Congressional Approval

Congressional approval stands at 10% in the monthly Gallup poll, just one point above it's record low.

  1. Congress has never fared well in the Gallup poll. But since 2007, it has fared even worse than usual. We only have good polling going back to roughly world war II, but we have plenty of anecdotal evidence from the 19th century that Congress was just as unpopular then.

  1. People will give you all sorts of reasons for why they dislike Congress, but in my view, it all reflects one underlying dynamic: people hate Congress because they hate losing. And you are going to do a whole lot of losing in U.S. politics.

  2. You can also replace "Congress" here with "politics." Largely because Congress is the public location of politics in the United States.

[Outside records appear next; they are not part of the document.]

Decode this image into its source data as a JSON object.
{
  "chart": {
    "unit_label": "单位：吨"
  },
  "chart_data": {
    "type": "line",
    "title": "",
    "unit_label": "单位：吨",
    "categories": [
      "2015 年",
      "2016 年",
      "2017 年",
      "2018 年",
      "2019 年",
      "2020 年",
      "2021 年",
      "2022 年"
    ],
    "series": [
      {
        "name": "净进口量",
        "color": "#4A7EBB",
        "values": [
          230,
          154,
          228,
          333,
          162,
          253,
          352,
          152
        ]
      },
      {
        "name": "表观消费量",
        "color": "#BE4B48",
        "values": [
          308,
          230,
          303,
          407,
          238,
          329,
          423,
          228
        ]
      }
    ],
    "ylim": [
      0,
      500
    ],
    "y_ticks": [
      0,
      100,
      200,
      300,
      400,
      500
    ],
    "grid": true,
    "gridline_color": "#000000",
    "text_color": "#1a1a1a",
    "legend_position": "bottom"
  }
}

  3. The recent drop off of the 119th Congress---from 31% in March, 2025 to 10% now is a story of independents disappearing in 2025 (from 25% in March to 12% in December) and Republicans dropping significantly twice (from 54% to 23% between September-October 2025 and, after rebounding slightly, from 32% to 20% in March-April 2026).

  1. Partisans tend to disapprove of Congress from both ends ideologically, as well as general discontent with non-ideological accomplishment levels.

  2. Unlike support for Trump, there isn't a floor for Republican approval of the Republican Congress. This is not unusual.

  3. Fenno's paradox---where Congress is unpopular but individual Members are very popular in their district---is not as strong as it once way. This is mostly the disappearance of the so-called incumbency advantage, in which Members who did a good job for the district got roughly 20% electoral support from people who voted for the other party for president. Those days are gone; the average Member runs about 0.5% to 1.0% ahead of their party's presidential candidate now, down from an average of 10-12% ahead in the 1980s.